I finished out my retreat this morning and headed home. It really was a great weekend, but I have to admit that I missed my kiddos. When I talked to them yesterday, they seemed uninterested in talking to me. So I didn't know what kind of reception I would get when I came home.
I got to my friend's house and my kids were outside playing with their little friends. They really didn't care that I was there, to be honest with you. They were having fun and wanted to keep playing. Then, they came inside and gave me big hugs and told me "Hi." It was enough for now, so I just hung out for a bit talking to my friends. When we came home, I got the reception I was expecting. Away from their friends, they told me they missed me and were glad I was home. We talked about their weekend and what they did. I told them a little about mine, but it wasn't that interesting for them. I then showed them the awesome caramel apples I bought for them. They loved it, especially because they were covered with M&Ms and they rarely get sweets. I told them they could have them after dinner and they were patiently waiting for dinner to be ready so they could get their treat. Once dinner was done, I cut up their apples and they ate them happily. Afterwards, we sat down on the couch and watched a little TV.
Daniel was the one that couldn't seem to sit away from me. He was literally in my lap the whole night.
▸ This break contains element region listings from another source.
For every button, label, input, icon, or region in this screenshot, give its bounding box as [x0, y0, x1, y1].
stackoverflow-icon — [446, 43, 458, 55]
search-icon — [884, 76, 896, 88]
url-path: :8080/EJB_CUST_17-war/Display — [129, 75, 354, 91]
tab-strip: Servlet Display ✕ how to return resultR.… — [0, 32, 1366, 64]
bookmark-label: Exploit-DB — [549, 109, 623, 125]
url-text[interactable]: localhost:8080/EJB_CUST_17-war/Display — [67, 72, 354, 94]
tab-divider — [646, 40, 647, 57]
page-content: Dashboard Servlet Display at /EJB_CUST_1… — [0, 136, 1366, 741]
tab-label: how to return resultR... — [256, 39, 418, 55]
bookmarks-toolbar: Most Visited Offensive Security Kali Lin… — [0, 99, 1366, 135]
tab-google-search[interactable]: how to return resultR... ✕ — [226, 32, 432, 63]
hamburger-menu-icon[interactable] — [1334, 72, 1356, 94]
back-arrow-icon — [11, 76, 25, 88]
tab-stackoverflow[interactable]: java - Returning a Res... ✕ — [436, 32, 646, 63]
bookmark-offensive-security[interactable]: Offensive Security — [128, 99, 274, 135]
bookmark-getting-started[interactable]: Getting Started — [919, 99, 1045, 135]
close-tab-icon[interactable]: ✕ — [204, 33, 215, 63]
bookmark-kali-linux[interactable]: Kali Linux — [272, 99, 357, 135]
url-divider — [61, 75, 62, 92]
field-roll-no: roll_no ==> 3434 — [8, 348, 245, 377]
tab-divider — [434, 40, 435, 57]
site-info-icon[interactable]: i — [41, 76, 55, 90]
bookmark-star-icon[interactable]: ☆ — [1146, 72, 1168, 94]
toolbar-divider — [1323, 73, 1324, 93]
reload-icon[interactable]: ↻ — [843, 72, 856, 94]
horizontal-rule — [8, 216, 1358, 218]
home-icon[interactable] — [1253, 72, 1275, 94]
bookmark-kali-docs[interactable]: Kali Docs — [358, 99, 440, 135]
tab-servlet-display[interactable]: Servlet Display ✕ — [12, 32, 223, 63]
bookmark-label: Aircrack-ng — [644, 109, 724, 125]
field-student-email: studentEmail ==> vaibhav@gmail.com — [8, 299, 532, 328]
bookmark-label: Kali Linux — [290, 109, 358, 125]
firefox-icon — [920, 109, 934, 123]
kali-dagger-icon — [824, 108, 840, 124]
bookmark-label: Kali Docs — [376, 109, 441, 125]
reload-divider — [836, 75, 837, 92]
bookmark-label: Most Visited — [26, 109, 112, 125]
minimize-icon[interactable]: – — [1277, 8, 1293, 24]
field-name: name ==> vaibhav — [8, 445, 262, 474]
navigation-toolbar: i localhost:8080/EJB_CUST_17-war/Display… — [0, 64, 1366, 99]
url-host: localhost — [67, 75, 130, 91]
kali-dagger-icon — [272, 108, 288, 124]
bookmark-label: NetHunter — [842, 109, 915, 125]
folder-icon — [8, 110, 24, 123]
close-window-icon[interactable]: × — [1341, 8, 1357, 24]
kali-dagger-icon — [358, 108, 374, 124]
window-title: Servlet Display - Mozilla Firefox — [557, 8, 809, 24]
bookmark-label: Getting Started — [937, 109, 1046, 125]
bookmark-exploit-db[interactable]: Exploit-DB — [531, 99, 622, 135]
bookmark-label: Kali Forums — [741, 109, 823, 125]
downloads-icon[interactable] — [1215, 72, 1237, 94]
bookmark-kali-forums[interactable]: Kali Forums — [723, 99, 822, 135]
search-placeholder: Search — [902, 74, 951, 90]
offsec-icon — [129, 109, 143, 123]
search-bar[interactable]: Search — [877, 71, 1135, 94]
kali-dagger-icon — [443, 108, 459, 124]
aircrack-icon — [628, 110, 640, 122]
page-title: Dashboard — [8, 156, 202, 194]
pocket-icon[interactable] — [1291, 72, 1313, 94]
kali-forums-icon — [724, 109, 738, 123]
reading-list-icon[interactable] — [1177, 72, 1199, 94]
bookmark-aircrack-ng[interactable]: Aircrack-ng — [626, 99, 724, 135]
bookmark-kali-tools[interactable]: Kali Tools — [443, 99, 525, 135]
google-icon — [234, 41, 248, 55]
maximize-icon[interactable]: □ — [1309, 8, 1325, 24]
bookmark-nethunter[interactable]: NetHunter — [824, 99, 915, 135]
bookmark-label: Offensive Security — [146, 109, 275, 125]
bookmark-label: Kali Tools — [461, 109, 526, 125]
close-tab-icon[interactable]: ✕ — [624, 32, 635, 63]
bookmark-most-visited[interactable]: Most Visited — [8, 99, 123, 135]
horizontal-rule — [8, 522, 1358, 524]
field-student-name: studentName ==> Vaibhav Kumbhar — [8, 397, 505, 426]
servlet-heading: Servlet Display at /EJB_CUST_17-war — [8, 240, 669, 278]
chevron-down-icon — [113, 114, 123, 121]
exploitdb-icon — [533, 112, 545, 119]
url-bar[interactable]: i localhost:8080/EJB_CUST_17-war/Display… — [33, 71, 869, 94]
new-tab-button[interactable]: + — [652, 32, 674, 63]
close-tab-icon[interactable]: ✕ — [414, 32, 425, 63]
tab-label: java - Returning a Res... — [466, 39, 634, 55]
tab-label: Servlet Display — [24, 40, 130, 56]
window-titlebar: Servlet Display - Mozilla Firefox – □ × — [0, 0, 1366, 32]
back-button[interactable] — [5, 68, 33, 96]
All he did was sit there, holding my arms around him, and occasionally would turn around to give me a hug and kiss on the cheek. It was sweet just sitting there with my son and daughters. Once bedtime rolled around, I told them to head upstairs and get ready for bed. As Daniel was getting ready to go up, he stopped and turned to talk to me. He asked me if I would go upstairs to bed now. I told him that I would be heading up soon. He asked if I would go now and not later. I asked him why. He said that he wants me not to be tired and doesn't want me staying up late. I told him I would be going up soon, and he was worried that I would be up late.
I usually don't condone my kid telling me what to do, but his concern was genuine. It made me realize how much he does notice and how much he actually hears and sees. I guess I never thought the kids would see that I wasn't taking care of myself and that they would be concerned. I always figured they would know that they were being taken care of and that it was all they really needed to worry about. Little did I know that my little 4-year-old is worried about me being tired. Now, I know he is only 4 and might be just saying it and not be truly concerned like an adult would. I guess what surprised me more is that he noticed that I have not been going to bed and that I have been tired lately.
So, I have a new goal. I am going to make sure that I am getting adequate sleep by getting to bed shortly after the kids. Then, my kids can see that while taking care of them, I am also taking care of myself... Something I have always been bad at.